= David Dietz =

David David Henry Dietz (6 October 1897 Cleveland – 9 December 1984 Cleveland) was an American science journalist and writer. He won a Pulitzer Prize in 1937.

Dietz attended Case Western Reserve University and received his bachelor's degree in 1919. In 1921 he took a position as science editor for the Scripps-Howard Newspapers, a job he kept until his retirement in 1977. From 1927 until his retirement, he was a lecturer in general science at his alma mater.

Dietz was a member of the Publicity Committee of the United States National Research Council's Division of Medical Science and of Harvard University's Institute on War Problems, and was a consultant to the U. S. Army Surgeon General from 1944 to 1947. He served as science correspondent for NBC News from 1940–1950, and was heard on Morgan Beatty News of the World over 181 stations.

==Awards==
Dietz was recognized many times during his career for his contributions to science journalism.
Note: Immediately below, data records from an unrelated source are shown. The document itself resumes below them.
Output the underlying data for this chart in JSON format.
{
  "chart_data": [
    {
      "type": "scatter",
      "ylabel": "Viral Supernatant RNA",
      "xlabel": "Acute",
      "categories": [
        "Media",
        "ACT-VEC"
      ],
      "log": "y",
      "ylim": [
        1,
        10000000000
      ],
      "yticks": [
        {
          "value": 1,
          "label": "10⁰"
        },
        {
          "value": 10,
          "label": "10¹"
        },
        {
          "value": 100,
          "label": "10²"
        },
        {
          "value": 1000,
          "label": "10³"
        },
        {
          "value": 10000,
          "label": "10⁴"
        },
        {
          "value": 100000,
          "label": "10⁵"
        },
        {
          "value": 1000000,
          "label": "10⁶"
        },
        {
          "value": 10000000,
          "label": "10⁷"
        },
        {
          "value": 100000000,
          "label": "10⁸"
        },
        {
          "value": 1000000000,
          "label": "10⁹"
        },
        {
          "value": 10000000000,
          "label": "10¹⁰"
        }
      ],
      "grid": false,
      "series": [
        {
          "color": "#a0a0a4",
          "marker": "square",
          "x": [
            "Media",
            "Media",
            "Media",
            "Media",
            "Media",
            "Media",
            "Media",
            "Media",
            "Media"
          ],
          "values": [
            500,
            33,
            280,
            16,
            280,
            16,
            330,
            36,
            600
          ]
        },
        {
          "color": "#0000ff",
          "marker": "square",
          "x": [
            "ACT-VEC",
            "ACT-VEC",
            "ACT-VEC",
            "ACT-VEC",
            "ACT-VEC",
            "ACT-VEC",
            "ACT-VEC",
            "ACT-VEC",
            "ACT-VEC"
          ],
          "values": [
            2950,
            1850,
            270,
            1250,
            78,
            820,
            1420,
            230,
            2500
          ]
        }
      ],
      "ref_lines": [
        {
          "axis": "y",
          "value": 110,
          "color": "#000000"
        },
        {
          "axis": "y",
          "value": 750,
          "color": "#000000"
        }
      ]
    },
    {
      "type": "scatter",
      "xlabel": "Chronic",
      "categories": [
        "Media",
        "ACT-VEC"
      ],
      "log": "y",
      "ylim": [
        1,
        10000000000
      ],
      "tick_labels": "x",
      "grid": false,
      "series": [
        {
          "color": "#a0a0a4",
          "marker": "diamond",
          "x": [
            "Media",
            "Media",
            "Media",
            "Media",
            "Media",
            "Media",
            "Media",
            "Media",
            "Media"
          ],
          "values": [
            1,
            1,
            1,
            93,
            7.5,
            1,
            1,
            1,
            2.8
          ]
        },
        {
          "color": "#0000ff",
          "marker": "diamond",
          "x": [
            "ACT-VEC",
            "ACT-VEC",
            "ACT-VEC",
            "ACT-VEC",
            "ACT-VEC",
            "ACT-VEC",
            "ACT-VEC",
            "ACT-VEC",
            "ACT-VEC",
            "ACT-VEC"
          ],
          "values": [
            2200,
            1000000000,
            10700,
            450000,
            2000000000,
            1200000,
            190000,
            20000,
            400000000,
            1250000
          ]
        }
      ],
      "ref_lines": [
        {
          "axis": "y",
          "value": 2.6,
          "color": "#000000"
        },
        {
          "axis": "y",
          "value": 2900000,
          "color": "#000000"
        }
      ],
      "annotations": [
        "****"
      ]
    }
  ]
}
For "coverage of science at the tercentenary of Harvard University" in 1936, with Scripps-Howard, he shared the Pulitzer Prize for Reporting with writers for four other publishers. He also received the B. F. Goodrich Award for distinguished public service (1940), the Westinghouse Distinguished Science Writers Award (1946), the Lasker Award for medical journalism (1954), and the James T. Grady Award from the American Chemical Society (1961).

He received honorary degrees from Western Reserve (D. Litt., 1948) and from Bowling Green State University (1954).